CHIARA SACCHETTI
Cronaca

Emergenza coronavirus, "Qua in Cina ci controllano ad ogni passo"

Marco Spinelli da 8 anni vive e lavora nella metropoli di Chengdu: "Ci hanno chiuso il ristorante, facciamo solo consegne a domicilio"

Marco Spinelli

Viareggio, 5 marzo 2020 - Strade vuote, controllo della temperatura corporea ovunque, dalla metro all’autobus, e ristoranti chiusi al pubblico che fanno solo consegne a domicilio. Così nell’era del Coronavirus vive Marco Spinelli, giovane viareggino da 8 anni trasferitosi in Cina, dopo aver studiato il mandarino all’universita’ Ca’ Foscari, e ora impegnato in un ristorante italiano a Chengdu, la capitale del Sichuan nel sud-ovest della Cina.  

Qual è la situazione attorno a te? "Chengdu ha 16 milioni di abitanti e solo 143 casi di Coronavirus, di cui 3 morti e 92 guariti. Non ci sono nuovi casi da circa due settimane, hanno abbassato il livello di emergenza e alcune compagnie hanno ricominciato a lavorare, mentre tanti lavorano telematicamente. Non è come a Wuhan".  

Tutto normale, davvero? "No, non siamo lavorando normalmente: il ristorante non può ancora aprire al pubblico, lavoriamo solo per consegne a domicilio. Ci sono piccole restrizioni su come andare fuori casa, ma la cosa che mi ha colpito di più sono le strade vuote, in una città dove non lo sono neanche di notte".  

Che controlli ci sono? "Si va dal blocco del traffico, al monitoraggio di chiunque si sposti. Ogni quartiere ha solo un punto di ingresso e uscita. A Chengdu controllano la temperatura corporea in metro, autobus, treni, aerei, con quarantena di due settimane a casa se presenti sintomi o in automatico se torni dalla zona di Wuhan. La maggioranza delle compagnie ha ricominciato a lavorare telematicamente; i servizi telematici hanno evitato il blocco dell’economia. Le scuole offrono servizi online e lezioni in videoconferenza per alunni. Sono stati cancellati tutti gli eventi pubblici,chiusi musei, librerie, bar e ristoranti".  

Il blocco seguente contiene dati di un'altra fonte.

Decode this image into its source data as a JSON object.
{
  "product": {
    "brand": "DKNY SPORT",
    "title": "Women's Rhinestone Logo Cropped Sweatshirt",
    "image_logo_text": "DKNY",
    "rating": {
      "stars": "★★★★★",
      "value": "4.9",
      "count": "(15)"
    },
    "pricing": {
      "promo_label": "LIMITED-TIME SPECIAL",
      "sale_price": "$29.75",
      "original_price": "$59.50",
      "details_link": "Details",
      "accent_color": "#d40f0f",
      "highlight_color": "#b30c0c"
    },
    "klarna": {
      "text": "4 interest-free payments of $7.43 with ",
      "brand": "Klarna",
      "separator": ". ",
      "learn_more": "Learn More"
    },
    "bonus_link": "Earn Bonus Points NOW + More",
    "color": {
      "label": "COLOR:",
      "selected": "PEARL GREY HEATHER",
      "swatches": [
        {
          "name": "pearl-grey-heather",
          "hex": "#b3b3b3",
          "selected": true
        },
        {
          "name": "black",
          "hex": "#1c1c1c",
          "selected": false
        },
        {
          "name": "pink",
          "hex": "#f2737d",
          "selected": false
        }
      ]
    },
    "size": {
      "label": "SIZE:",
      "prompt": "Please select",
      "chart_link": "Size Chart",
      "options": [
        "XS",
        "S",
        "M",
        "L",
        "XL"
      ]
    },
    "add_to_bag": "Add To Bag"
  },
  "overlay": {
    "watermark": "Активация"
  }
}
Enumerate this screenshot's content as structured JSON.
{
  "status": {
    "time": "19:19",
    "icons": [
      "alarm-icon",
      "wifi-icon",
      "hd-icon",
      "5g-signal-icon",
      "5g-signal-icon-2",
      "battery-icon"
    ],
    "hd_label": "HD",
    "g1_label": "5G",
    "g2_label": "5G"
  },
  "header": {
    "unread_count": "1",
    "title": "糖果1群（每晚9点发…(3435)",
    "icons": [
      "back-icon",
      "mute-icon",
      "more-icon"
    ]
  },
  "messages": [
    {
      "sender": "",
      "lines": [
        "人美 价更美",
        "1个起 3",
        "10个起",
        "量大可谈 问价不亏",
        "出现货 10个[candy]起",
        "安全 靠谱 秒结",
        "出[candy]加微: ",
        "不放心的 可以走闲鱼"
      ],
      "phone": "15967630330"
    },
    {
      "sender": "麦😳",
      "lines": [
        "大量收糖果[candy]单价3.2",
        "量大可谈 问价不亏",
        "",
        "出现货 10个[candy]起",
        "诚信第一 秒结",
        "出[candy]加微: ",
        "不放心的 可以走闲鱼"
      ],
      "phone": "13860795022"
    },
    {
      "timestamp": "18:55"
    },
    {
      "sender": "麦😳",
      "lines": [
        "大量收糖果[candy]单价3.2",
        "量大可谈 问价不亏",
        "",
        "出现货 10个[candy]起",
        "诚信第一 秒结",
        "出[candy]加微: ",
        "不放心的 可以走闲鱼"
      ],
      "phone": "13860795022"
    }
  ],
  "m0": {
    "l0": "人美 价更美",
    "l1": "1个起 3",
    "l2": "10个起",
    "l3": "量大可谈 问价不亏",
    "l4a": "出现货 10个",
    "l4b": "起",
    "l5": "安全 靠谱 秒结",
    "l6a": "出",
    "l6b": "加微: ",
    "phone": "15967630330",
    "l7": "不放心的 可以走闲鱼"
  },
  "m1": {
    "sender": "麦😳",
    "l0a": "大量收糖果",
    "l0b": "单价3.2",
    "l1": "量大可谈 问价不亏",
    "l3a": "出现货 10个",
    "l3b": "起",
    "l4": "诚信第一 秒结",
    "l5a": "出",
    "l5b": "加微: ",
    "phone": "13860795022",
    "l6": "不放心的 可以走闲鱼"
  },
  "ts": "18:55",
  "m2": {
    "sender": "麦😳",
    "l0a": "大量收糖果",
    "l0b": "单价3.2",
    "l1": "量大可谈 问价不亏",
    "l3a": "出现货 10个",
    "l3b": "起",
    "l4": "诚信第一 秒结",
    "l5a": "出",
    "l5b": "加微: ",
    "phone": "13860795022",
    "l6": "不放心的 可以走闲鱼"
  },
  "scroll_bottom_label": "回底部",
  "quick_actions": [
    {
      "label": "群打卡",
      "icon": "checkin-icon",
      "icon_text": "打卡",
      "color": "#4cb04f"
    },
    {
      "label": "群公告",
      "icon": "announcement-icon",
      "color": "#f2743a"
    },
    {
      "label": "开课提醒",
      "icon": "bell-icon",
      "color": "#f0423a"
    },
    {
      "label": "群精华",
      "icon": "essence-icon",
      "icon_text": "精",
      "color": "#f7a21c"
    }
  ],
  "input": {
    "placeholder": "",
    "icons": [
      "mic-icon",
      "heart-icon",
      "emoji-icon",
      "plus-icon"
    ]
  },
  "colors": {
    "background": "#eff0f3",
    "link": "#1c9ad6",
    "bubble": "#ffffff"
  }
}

Non siete soggetti a veri blocchi, dunque? "Qui a Chengdu nel primo periodo dell’epidemia era fermo tutto. Adesso danno degli standard per poter rientrare: non ti fermano dal ricominciare la tua attività, ma ti impongono diversi standard per farlo, tipo avere un certo stock di mascherine e alcol in ufficio, i controlli sanitari e così via".  

La Cina ha cercato di occultare le notizie? "Inizialmente hanno cercato di nascondere la situazione reale, e questo ha generato un vero e proprio sentimento di rabbia specialmente sui social network, mentre giornali e singole persone hanno fatto circolare l’informazione reale. All’inizio sono state nascoste le difficoltà in cui operano le dottoresse e le infermiere volontarie partite per Wuhan. Anzi, i media ufficiali parlavano solo di uomini. Così negli ospedali mancavano perfino gli assorbenti igienici femminili...".  

Hai notizie di prima mano su Wuhan, il focolaio iniziale dell’epidemia? "Sui social ci sono le affermazioni di tantissime persone che sono ancora bloccate nella città, e hanno paura di diventare solo un numero nei conteggi di casi infetti e decessi. Sono storie di vita quotidiana durante l’epidemia. E’ molto interessante però la crescita della sensibilizzazione per la circolazione di notizie vere, e la condanna di chi ha nascosto le notizie o fatto circolare quelle false".  

Da quel che dici sembra che non ci sia una psicosi con gli occhi a mandorla. "No, non c’è molta psicosi. L’epidemia è affrontata abbastanza razionalmente: ci si preoccupa di prevenire e contenere il virus nella giusta misura, le persone si attengono a misure di prevenzione senza lamentarsi troppo, e c’è una comprensione generale che bisogna necessariamente attenersi a misure di sicurezza per evitare che le cose peggiorino. C’è un livello di panico giustificato a Wuhan dove la situazione è ancora terribile. Reazioni psicotiche, in tutto il paese, sono isolate e derivano solo dalle bufale sui social".